Vous êtes le principal mécène de la Bibliothèque nationale de France. Comment est né ce partenariat ?
Cet engagement voulu en 2003 par mon père n’est pas le fruit du hasard. Louis Roederer II avait une grande sensibilité artistique et était animé d’une passion dévorante pour les livres, les gravures, les tableaux. Sa bibliothèque, avec ses œuvres et ses dessins originaux du XVIIIe, était considérée comme la plus riche de France après celle du château de Chantilly. Nous disposons ainsi d’un portrait de Mathilde Roederer signé du peintre William Bouguereau, de dessins de Fragonard… Mais, malheureusement, l’essentiel de cette collection a été vendue et dispersée avec la Première Guerre mondiale, puis avec la crise de 1929. Mon père s’est souvenu de tout ce passé : quand nous avons appris que la BnF disposait d’un fonds exceptionnel de cinq millions de clichés très peu connus, il nous est apparu évident qu’il fallait l’aider à le mettre en valeur.
En quoi consiste votre mécénat auprès de la BnF ?
Notre rôle est de contribuer à faire découvrir ce fonds au public. Depuis 2003, nous avons participé à l’organisation d’une bonne dizaine d’expositions à la galerie de Richelieu principalement. C’est un soutien d’abord financier, pour le montage et la scénographie, parfois en nature à l’occasion de vernissage ou de dîners de gala. Nous choisissons les événements que nous soutenons.
En fonction de quels critères ?
Il faut que l’on aime et que ce soit cohérent avec l’esprit de l’entreprise.

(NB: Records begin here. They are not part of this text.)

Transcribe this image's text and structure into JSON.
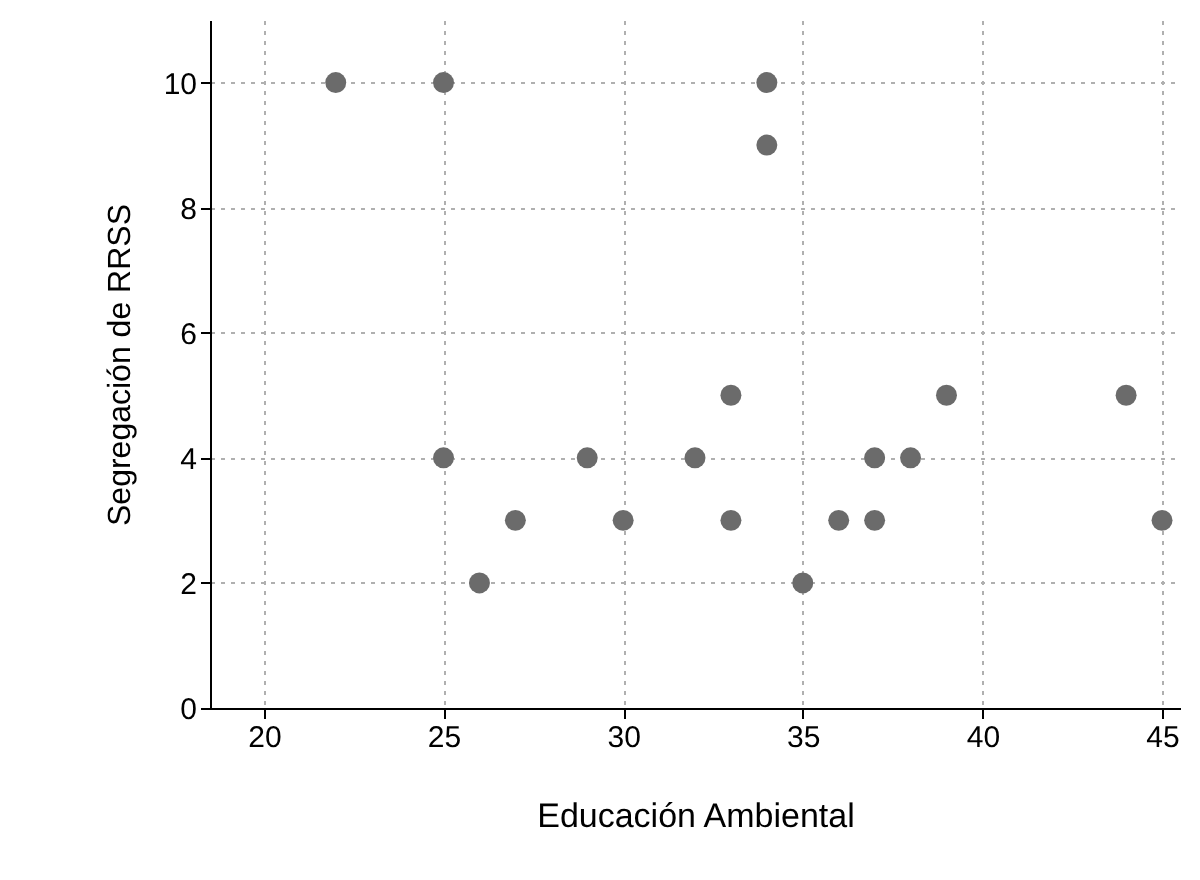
{
  "chart_data": {
    "type": "scatter",
    "xlabel": "Educación Ambiental",
    "ylabel": "Segregación de RRSS",
    "x": [
      22,
      25,
      34,
      34,
      25,
      29,
      32,
      33,
      33,
      27,
      30,
      26,
      35,
      36,
      37,
      37,
      38,
      39,
      44,
      45
    ],
    "values": [
      10,
      10,
      10,
      9,
      4,
      4,
      4,
      5,
      3,
      3,
      3,
      2,
      2,
      3,
      3,
      4,
      4,
      5,
      5,
      3
    ],
    "color": "#6b6b6b",
    "marker": "circle",
    "grid": true,
    "line_style": "dotted",
    "xlim": [
      18.5,
      45.5
    ],
    "xticks": [
      20,
      25,
      30,
      35,
      40,
      45
    ],
    "ylim": [
      0,
      11
    ],
    "yticks": [
      0,
      2,
      4,
      6,
      8,
      10
    ]
  }
}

De façon générale, nous cherchons à innover : notre site Internet fait une grande place au web-art, nos visuels sont imaginés par des créateurs. Donc, notre mécénat va plutôt vers l’art contemporain, là où les choses se passent. Nous tenons cependant à ce que ce soit de l’art facile d’accès, compréhensible par le plus grand nombre. C’est une des raisons pour lesquelles nous avons choisi de concentrer notre effort sur la photo, mais de le faire avec constance et exigence. Aujourd’hui, nos investissements dans le mécénat et pour développer le web-art représentent le quart de notre budget de communication.
Quel rapport entre le champagne et l’art ? Un même luxe ?
Notre conception de notre métier, c’est d’être artisans du vin et du champagne. La précision des gestes, le désir d’excellence et de nouveauté nous ouvrent forcément sur l’art. Élaborer du champagne n’est pas une science exacte, il y a une grande part de créativité, d’audace. Avec l’art, le pont est naturel. Le champagne procure du plaisir, l’art aussi. Et c’est une façon de nous démarquer, de renvoyer l’ascenseur à la société qui nous apprécie toujours depuis six générations.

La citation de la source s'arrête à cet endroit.